The recent tragic incident involving 19-year-old college student, Abraham Biggs, has unwrapped a host of social, moral, ethical, and legal issues. This American teenager announced his suicide online and broadcast live his last hours on Justin.tv for the world to view. Bizarre and macabre behavior followed as some viewers egged him on.
News of the suicide and how viewers responded to it give cause for reexamining conventional wisdom concerning the role of technology in the lives of the so-called Millennials, who were born between 1982 and 2003 and grew up on the Web and mobile technology. Is it increasing the measure of social integration, or is it producing isolation among young people such as Abraham Biggs?
There's no question that social media make it easier to be connected. A 2007 Kaiser Family Foundation survey of people ages 8 to 18 showed that the average young person spends 6 hours, 21 minutes every day exposed to various forms of media. The average young person spends nearly two hours on the computer and playing video games. Much of that time is spent interacting with others via chat, e-mail, and blogs; on social networks like Facebook and MySpace (NWS); and uploading videos to sharing sites like YouTube (GOOG). These tools have become the primary means of staying connected with others and have progressed from accessories to necessities. Face-to-face communication has been usurped by computer-mediated communication.
For all this connectivity, the quality and depth of communication has decreased for many young people. Have you read a transcript of a teenager's text messages lately? Superficiality pervades these communiqués, and this type of communication tool does not inevitably nurture strong bonds between members of our society, nor does it create socially cohesive networks built upon mutual trust, respect, and commitment.
Millennials are dangerously susceptible to feelings of isolation even though they describe themselves as "connected" by means of technomedia. For example, heavy Internet use displaces other activities such as spending time with family members and friends. The result is fewer meaningful connections and a weaker social support system. Therefore, it can be argued that Millennials are more connected as a result of being online, but less likely to have meaningful relationships online.
This paradox of being more "connected" but actually less connected may explain the behavior of the spectators during the Biggs online suicide. Potentially, the spectators were able to distance themselves from the actual event and the personhood of Biggs, as a result of being conditioned to refrain from genuinely connecting online at the emotional and personal levels.

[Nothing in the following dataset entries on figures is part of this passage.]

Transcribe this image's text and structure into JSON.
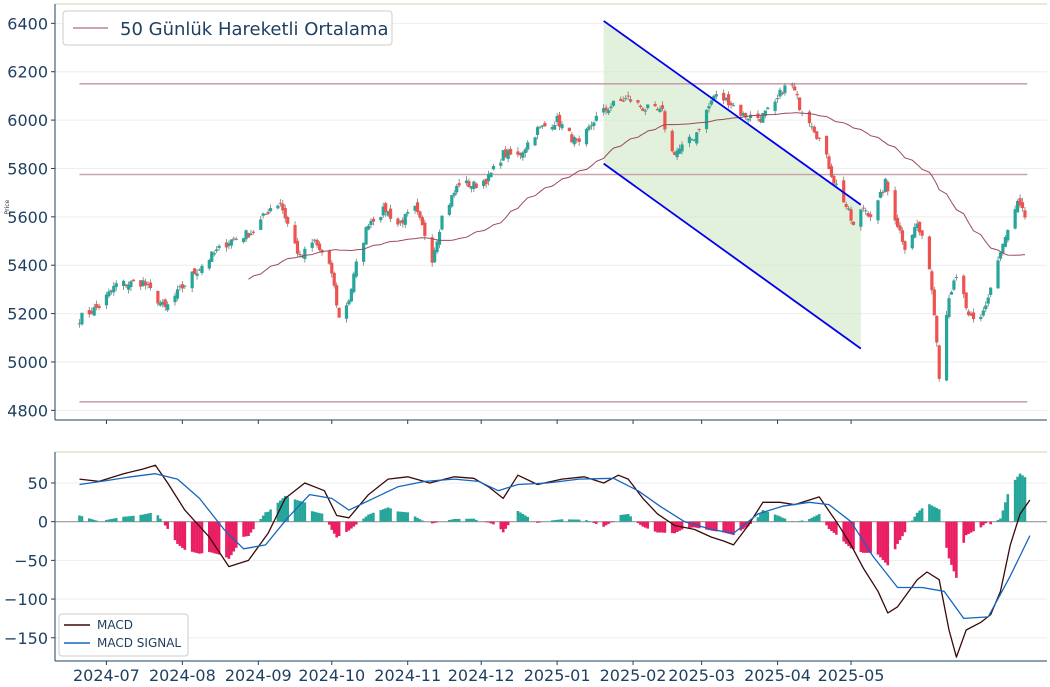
{
  "chart_data": [
    {
      "type": "candlestick",
      "ylabel": "Price",
      "ylim": [
        4760,
        6480
      ],
      "yticks": [
        4800,
        5000,
        5200,
        5400,
        5600,
        5800,
        6000,
        6200,
        6400
      ],
      "legend": {
        "label": "50 Günlük Hareketli Ortalama",
        "placement": "top-left"
      },
      "horizontal_levels": [
        6150,
        5775,
        4835
      ],
      "trend_channel": {
        "upper": [
          [
            "2025-01-20",
            6410
          ],
          [
            "2025-05-05",
            5650
          ]
        ],
        "lower": [
          [
            "2025-01-20",
            5820
          ],
          [
            "2025-05-05",
            5055
          ]
        ]
      },
      "colors": {
        "up": "#26a69a",
        "down": "#ef5350",
        "ma": "#9b4a5a",
        "channel": "#0000ee",
        "channel_fill": "#cfe8c5",
        "levels": "#c9a4ac"
      },
      "close_anchors": [
        [
          "2024-06-20",
          5180
        ],
        [
          "2024-06-28",
          5230
        ],
        [
          "2024-07-05",
          5320
        ],
        [
          "2024-07-16",
          5330
        ],
        [
          "2024-07-25",
          5220
        ],
        [
          "2024-08-05",
          5360
        ],
        [
          "2024-08-12",
          5430
        ],
        [
          "2024-08-20",
          5500
        ],
        [
          "2024-08-30",
          5540
        ],
        [
          "2024-09-06",
          5640
        ],
        [
          "2024-09-10",
          5660
        ],
        [
          "2024-09-13",
          5570
        ],
        [
          "2024-09-18",
          5430
        ],
        [
          "2024-09-24",
          5500
        ],
        [
          "2024-10-01",
          5370
        ],
        [
          "2024-10-04",
          5180
        ],
        [
          "2024-10-08",
          5260
        ],
        [
          "2024-10-11",
          5400
        ],
        [
          "2024-10-16",
          5580
        ],
        [
          "2024-10-23",
          5630
        ],
        [
          "2024-10-28",
          5570
        ],
        [
          "2024-11-04",
          5630
        ],
        [
          "2024-11-08",
          5530
        ],
        [
          "2024-11-11",
          5430
        ],
        [
          "2024-11-15",
          5600
        ],
        [
          "2024-11-22",
          5740
        ],
        [
          "2024-11-28",
          5730
        ],
        [
          "2024-12-04",
          5760
        ],
        [
          "2024-12-10",
          5860
        ],
        [
          "2024-12-16",
          5850
        ],
        [
          "2024-12-24",
          5960
        ],
        [
          "2025-01-01",
          6000
        ],
        [
          "2025-01-10",
          5890
        ],
        [
          "2025-01-16",
          6000
        ],
        [
          "2025-01-23",
          6060
        ],
        [
          "2025-01-30",
          6090
        ],
        [
          "2025-02-05",
          6050
        ],
        [
          "2025-02-13",
          6030
        ],
        [
          "2025-02-16",
          5860
        ],
        [
          "2025-02-20",
          5880
        ],
        [
          "2025-02-26",
          5930
        ],
        [
          "2025-03-06",
          6100
        ],
        [
          "2025-03-12",
          6080
        ],
        [
          "2025-03-18",
          6020
        ],
        [
          "2025-03-25",
          6010
        ],
        [
          "2025-03-31",
          6060
        ],
        [
          "2025-04-03",
          6130
        ],
        [
          "2025-04-07",
          6140
        ],
        [
          "2025-04-10",
          6060
        ],
        [
          "2025-04-15",
          5990
        ],
        [
          "2025-04-20",
          5870
        ],
        [
          "2025-04-24",
          5750
        ],
        [
          "2025-04-28",
          5670
        ],
        [
          "2025-05-02",
          5560
        ],
        [
          "2025-05-06",
          5640
        ],
        [
          "2025-05-10",
          5600
        ],
        [
          "2025-05-15",
          5740
        ],
        [
          "2025-05-19",
          5600
        ],
        [
          "2025-05-23",
          5480
        ],
        [
          "2025-05-28",
          5570
        ],
        [
          "2025-06-02",
          5400
        ],
        [
          "2025-06-05",
          5100
        ],
        [
          "2025-06-06",
          4950
        ],
        [
          "2025-06-10",
          5280
        ],
        [
          "2025-06-14",
          5360
        ],
        [
          "2025-06-18",
          5180
        ],
        [
          "2025-06-22",
          5150
        ],
        [
          "2025-06-26",
          5270
        ],
        [
          "2025-06-30",
          5420
        ],
        [
          "2025-07-04",
          5540
        ],
        [
          "2025-07-08",
          5650
        ],
        [
          "2025-07-11",
          5600
        ]
      ]
    },
    {
      "type": "line",
      "ylim": [
        -180,
        90
      ],
      "yticks": [
        50,
        0,
        -50,
        -100,
        -150
      ],
      "xlim": [
        "2024-06-10",
        "2025-07-20"
      ],
      "xticks": [
        "2024-07",
        "2024-08",
        "2024-09",
        "2024-10",
        "2024-11",
        "2024-12",
        "2025-01",
        "2025-02",
        "2025-03",
        "2025-04",
        "2025-05"
      ],
      "legend_placement": "bottom-left",
      "colors": {
        "hist_pos": "#26a69a",
        "hist_neg": "#e91e63"
      },
      "series": [
        {
          "name": "MACD",
          "color": "#3a0a0a",
          "points": [
            [
              "2024-06-20",
              55
            ],
            [
              "2024-06-28",
              52
            ],
            [
              "2024-07-08",
              62
            ],
            [
              "2024-07-16",
              68
            ],
            [
              "2024-07-21",
              73
            ],
            [
              "2024-07-26",
              50
            ],
            [
              "2024-08-02",
              15
            ],
            [
              "2024-08-12",
              -20
            ],
            [
              "2024-08-20",
              -58
            ],
            [
              "2024-08-28",
              -50
            ],
            [
              "2024-09-05",
              -15
            ],
            [
              "2024-09-12",
              30
            ],
            [
              "2024-09-20",
              50
            ],
            [
              "2024-09-28",
              40
            ],
            [
              "2024-10-03",
              8
            ],
            [
              "2024-10-08",
              5
            ],
            [
              "2024-10-16",
              35
            ],
            [
              "2024-10-24",
              55
            ],
            [
              "2024-11-01",
              58
            ],
            [
              "2024-11-10",
              50
            ],
            [
              "2024-11-20",
              58
            ],
            [
              "2024-11-28",
              56
            ],
            [
              "2024-12-04",
              45
            ],
            [
              "2024-12-10",
              30
            ],
            [
              "2024-12-16",
              60
            ],
            [
              "2024-12-24",
              48
            ],
            [
              "2025-01-03",
              55
            ],
            [
              "2025-01-12",
              58
            ],
            [
              "2025-01-20",
              50
            ],
            [
              "2025-01-26",
              60
            ],
            [
              "2025-01-30",
              55
            ],
            [
              "2025-02-05",
              30
            ],
            [
              "2025-02-11",
              10
            ],
            [
              "2025-02-18",
              -5
            ],
            [
              "2025-02-26",
              -10
            ],
            [
              "2025-03-05",
              -20
            ],
            [
              "2025-03-10",
              -25
            ],
            [
              "2025-03-14",
              -30
            ],
            [
              "2025-03-20",
              -5
            ],
            [
              "2025-03-26",
              25
            ],
            [
              "2025-04-02",
              25
            ],
            [
              "2025-04-08",
              22
            ],
            [
              "2025-04-14",
              28
            ],
            [
              "2025-04-18",
              32
            ],
            [
              "2025-04-25",
              0
            ],
            [
              "2025-05-01",
              -30
            ],
            [
              "2025-05-06",
              -60
            ],
            [
              "2025-05-12",
              -90
            ],
            [
              "2025-05-16",
              -118
            ],
            [
              "2025-05-20",
              -110
            ],
            [
              "2025-05-28",
              -75
            ],
            [
              "2025-06-01",
              -65
            ],
            [
              "2025-06-06",
              -75
            ],
            [
              "2025-06-10",
              -140
            ],
            [
              "2025-06-13",
              -175
            ],
            [
              "2025-06-17",
              -140
            ],
            [
              "2025-06-23",
              -130
            ],
            [
              "2025-06-27",
              -120
            ],
            [
              "2025-07-01",
              -90
            ],
            [
              "2025-07-05",
              -30
            ],
            [
              "2025-07-09",
              10
            ],
            [
              "2025-07-13",
              28
            ]
          ]
        },
        {
          "name": "MACD SIGNAL",
          "color": "#1565c0",
          "points": [
            [
              "2024-06-20",
              48
            ],
            [
              "2024-07-01",
              53
            ],
            [
              "2024-07-11",
              58
            ],
            [
              "2024-07-21",
              62
            ],
            [
              "2024-07-30",
              55
            ],
            [
              "2024-08-08",
              30
            ],
            [
              "2024-08-18",
              -10
            ],
            [
              "2024-08-26",
              -35
            ],
            [
              "2024-09-04",
              -30
            ],
            [
              "2024-09-13",
              5
            ],
            [
              "2024-09-22",
              35
            ],
            [
              "2024-10-01",
              30
            ],
            [
              "2024-10-08",
              15
            ],
            [
              "2024-10-18",
              30
            ],
            [
              "2024-10-28",
              45
            ],
            [
              "2024-11-08",
              52
            ],
            [
              "2024-11-20",
              55
            ],
            [
              "2024-11-30",
              52
            ],
            [
              "2024-12-08",
              40
            ],
            [
              "2024-12-16",
              48
            ],
            [
              "2024-12-28",
              50
            ],
            [
              "2025-01-10",
              55
            ],
            [
              "2025-01-24",
              56
            ],
            [
              "2025-02-03",
              40
            ],
            [
              "2025-02-12",
              20
            ],
            [
              "2025-02-22",
              0
            ],
            [
              "2025-03-05",
              -10
            ],
            [
              "2025-03-14",
              -15
            ],
            [
              "2025-03-24",
              10
            ],
            [
              "2025-04-03",
              20
            ],
            [
              "2025-04-14",
              25
            ],
            [
              "2025-04-22",
              22
            ],
            [
              "2025-05-01",
              0
            ],
            [
              "2025-05-10",
              -45
            ],
            [
              "2025-05-20",
              -85
            ],
            [
              "2025-05-30",
              -85
            ],
            [
              "2025-06-08",
              -90
            ],
            [
              "2025-06-16",
              -125
            ],
            [
              "2025-06-26",
              -123
            ],
            [
              "2025-07-05",
              -70
            ],
            [
              "2025-07-13",
              -18
            ]
          ]
        }
      ]
    }
  ]
}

The events that transpired around Biggs' death can only be explained in the context of behavior unique to an Internet culture that provides participants a false impression of anonymity. It is unimaginable to think individuals would have egged on Biggs face-to-face. Within my Introductory Sociology course, students discussed this issue and the general consensus was that it would be morally reprehensible to offer a suicidal teenager more pills and encourage the suicidal ideation in a face-to-face setting.
Yet in essence, this is precisely the behavior demonstrated by the spectators. These individuals were able to hide behind the thin veil of anonymity the Internet provides, and thus either justify their behaviors or assume they were protected from the consequences of their actions. Consequently, computer-mediated communication provided the setting for moral detachment and a lapse of ethical judgment that would not have occurred within face-to-face communication. Legally, the spectators may be exonerated, but morally and ethically they are accountable for their actions.
And what of the second group, the bystanders? These individuals viewed the incident live on Justin.tv and chose to be observers. This behavior is actually more predictable, based upon the so-called bystander effect whereby in an emergency, the more bystanders there are, the less likely it is that any of them will actually help. A recent example involved a Philadelphia subway rider who was beaten with a hammer while 10 bystanders chose not to assist the victim. Similarly, many individuals who witnessed the suicide unfold chose not to get involved. The ubiquity of the Internet and the mass of viewers on live video sites potentially increase the possibility of the bystander effect occurring during online emergencies.
Another plausible explanation for the inaction and macabre voyeurism is related to our fascination with death. Once again, this is a cultural norm and is not surprising that many spectators would view the first case of "deathcasting" on American soil. Ironically, Justin Kan (founder of Justin.tv) popularized the term "lifecasting" by wearing a Webcam 24 hours a day. It is my sincere hope that copycats will not popularize the term "deathcasting."
The third response (and, of course, the most appropriate response) was the group who attempted to contact authorities, although this response was met with difficulties. Contacting the moderators and the ISP proved to be tricky. The time lag between contacting authorities and finding the location of the victim was approximately 12 hours. This group acted ethically, responsibly, and can be exonerated from any culpability. It is important that we continue to examine this issue to explore available or new means of monitoring and responding to emergencies on the Internet.
Of the three responses portrayed by the spectators, the Internet culture and technology played a role in each. As a sociologist, I would be remiss if I did not address the macro issue behind this tragic incident. Suicide in the U.S. is a salient issue and concern. Every 16 minutes an American takes his or her own life. In 2007, the number of 10- to 24-year-olds who committed suicide rose by 8%, the largest increase in 15 years. Suicide is directly related to the degree of social integration among members of a society. In other words, the more connections between individuals, the lower the suicide rate.
It's my sincere hope that as more people use technomedia to forge connections, they'll also use it to find meaningful relationships and build support systems.